Not my experience but I must admit we have never burnt wood as low as 16% unless we run the stove in the summer as background humidity it too high for them to get that low.

 

The last study I saw which I thought you posted had this graph attached which shows how wet wood is bad for particulates but once you get below 20%-25% there is not much in it

IMG_20181020_185416.jpg

Graphs like that don't tell me much without a bit more context. Even so the green band of the curve seems to have been selected arbitrarily and doesn't indicate much reduction below 25%.

 

 

When Tom Reed told me that 12% was optimum  it made no sense to me, after all petrol and diesel have insignificant water content  and burn with low particulates, alcohol burns with low particulates and it is partially oxygenated like wood.

 

I'd love access to a lab to investigate stuff like this but I do have a few observations from my own fire.
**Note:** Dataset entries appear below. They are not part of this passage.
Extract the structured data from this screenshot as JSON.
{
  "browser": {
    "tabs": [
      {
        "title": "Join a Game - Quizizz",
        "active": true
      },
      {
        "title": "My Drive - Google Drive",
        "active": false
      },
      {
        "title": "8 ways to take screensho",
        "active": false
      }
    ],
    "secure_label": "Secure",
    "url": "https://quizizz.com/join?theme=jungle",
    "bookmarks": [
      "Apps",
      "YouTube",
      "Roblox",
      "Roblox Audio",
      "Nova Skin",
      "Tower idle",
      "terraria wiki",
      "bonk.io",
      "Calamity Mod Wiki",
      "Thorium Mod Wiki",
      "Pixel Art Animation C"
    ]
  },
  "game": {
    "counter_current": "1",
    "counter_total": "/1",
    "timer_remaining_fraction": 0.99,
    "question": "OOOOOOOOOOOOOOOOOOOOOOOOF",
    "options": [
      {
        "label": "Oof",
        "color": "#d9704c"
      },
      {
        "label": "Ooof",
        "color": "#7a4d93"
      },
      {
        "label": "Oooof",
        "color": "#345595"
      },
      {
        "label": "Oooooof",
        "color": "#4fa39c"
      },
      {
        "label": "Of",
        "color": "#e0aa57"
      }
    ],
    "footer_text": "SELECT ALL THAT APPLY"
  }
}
One is that if the fire is hot but turned down fairly low with a bed of hot char and I reload it with a couple of big medium sized logs without altering the air control after a few minutes the inverted flame from the air bleed at the rear middle of the fire quickly fill the firebox. I can go outside and see a faint dark haze from the fire. This I know to be because the secondary burn is too rich. The solution is to close the  air control till the bleed air can "catch up" with the offgas being produced as the hot firebox pyrolyses the logs. The evolution of pyrolysis offgas has exceeded the ability of the air supply to completely burn it. I can also crack the door open to allow a supply of secondary air but this simultaneously supplies more primary air and causes the power to shoot up.This does not happen with damper logs because the energy needed to evaporate the water damps down the pyrolysis.

 

I can see exactly the same if I put a piece of birch on in the same conditions, it's like throwing a plastic wrapper on, the air supply cannot keep up with the evolution of gases from the oily bark for a short while.

 

In practice it's not a problem because it means the stove is already producing 4kW and doens't need reloading yet and then only a piece at a time.